DÉVELOPPER LA CONNAISSANCE FONDAMENTALE ET APPLIQUÉE

La communauté scientifique doit être soutenue notamment pour élaborer des projections climatiques en mettant l’accent sur leur régionalisation, ainsi que la modélisation des impacts sur les territoires, les milieux naturels et les secteurs professionnels. Ces objectifs passent par le développement de nouveaux codes de calcul, mais aussi par le développement des services climatiques qui devraient permettre d’apprécier les impacts et la vulnérabilité de l’environnement et de la société aux changements climatiques.
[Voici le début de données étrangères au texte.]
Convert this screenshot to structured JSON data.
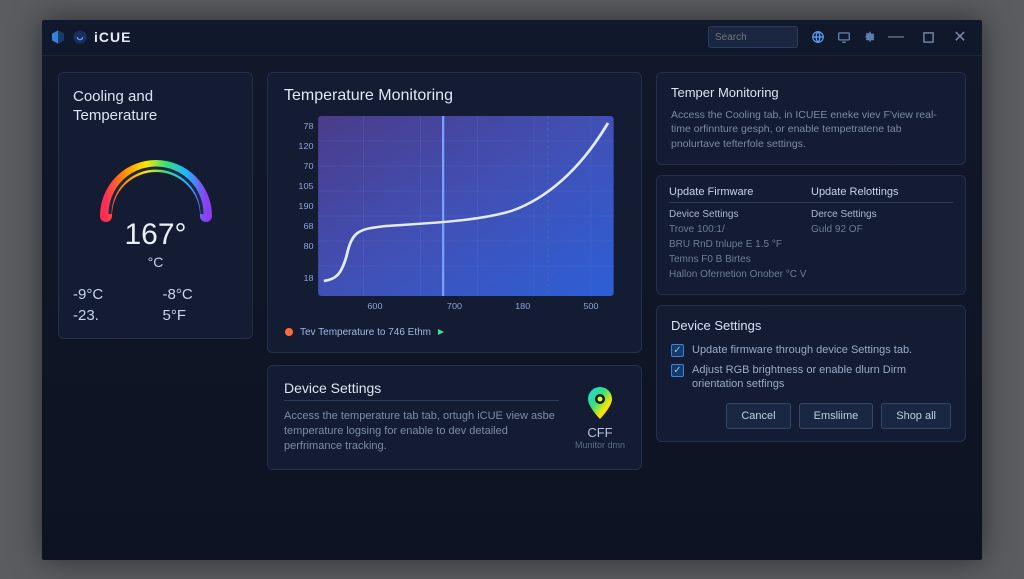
{
  "app": {
    "title": "iCUE",
    "search_placeholder": "Search"
  },
  "cooling": {
    "title": "Cooling and Temperature",
    "big_temp": "167°",
    "unit": "°C",
    "readings": [
      "-9°C",
      "-8°C",
      "-23.",
      "5°F"
    ]
  },
  "chart": {
    "title": "Temperature Monitoring",
    "legend": "Tev  Temperature to  746 Ethm"
  },
  "chart_data": {
    "type": "line",
    "x": [
      600,
      700,
      180,
      500
    ],
    "y_ticks": [
      78,
      120,
      70,
      105,
      190,
      68,
      80,
      18
    ],
    "series": [
      {
        "name": "Temperature",
        "values": [
          20,
          22,
          40,
          72,
          74,
          76,
          80,
          86,
          92,
          100,
          115,
          130,
          160,
          200
        ]
      }
    ],
    "vlines": [
      0.42,
      0.78
    ],
    "ylim": [
      0,
      200
    ]
  },
  "device_settings_left": {
    "title": "Device Settings",
    "desc": "Access the temperature tab tab, ortugh iCUE view asbe temperature logsing for enable to dev detailed perfrimance tracking.",
    "brand_label": "CFF",
    "brand_sub": "Munitor dmn"
  },
  "right_top": {
    "title": "Temper Monitoring",
    "desc": "Access the Cooling tab, in ICUEE eneke viev F'view real-time orfinnture gesph, or enable tempetratene tab pnolurtave tefterfole settings."
  },
  "table": {
    "headers": [
      "Update Firmware",
      "Update Relottings"
    ],
    "rows": [
      [
        "Device Settings",
        "Derce Settings"
      ],
      [
        "Trove 100:1/",
        "Guld 92 OF"
      ],
      [
        "BRU   RnD tnlupe E 1.5 °F",
        ""
      ],
      [
        "Temns  F0 B Birtes",
        ""
      ],
      [
        "Hallon  Ofernetion Onober °C V",
        ""
      ]
    ]
  },
  "settings_right": {
    "title": "Device Settings",
    "checks": [
      "Update firmware through device Settings tab.",
      "Adjust RGB brightness or enable dlurn Dirm orientation setfings"
    ],
    "buttons": [
      "Cancel",
      "Emsliime",
      "Shop all"
    ]
  }
}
Une attention particulière devra être portée sur les phénomènes extrêmes et les risques liés aux hypothèses les plus pessimistes.
Pour cela, il faudra poursuivre les recherches interdisciplinaires fondamentales et appliquées, tant sur le plan de la modélisation intégrée climat-impacts que sur les questions socioéconomiques et culturelles. Par ailleurs, les recherches en santé/environnement doivent être davantage valorisées au travers de choix politiques clairs et de moyens budgétaires correspondants. Ces choix devront se retrouver dans les priorités de l’ANR. Enfin il faudra renforcer la recherche agronomique et l’innovation agricole, afin de favoriser le développement d’une agriculture mieux adaptée et résiliente : en anticipant les évolutions des maladies et des ravageurs ; en réaffirmant le caractère fondamental de l’objectif de sécurité alimentaire. Il convient de s’approprier l’idée d’un futur très sensiblement différent de notre présent et d’intégrer ce paramètre dans toutes les études sur les secteurs de production, les métiers et les pratiques professionnelles.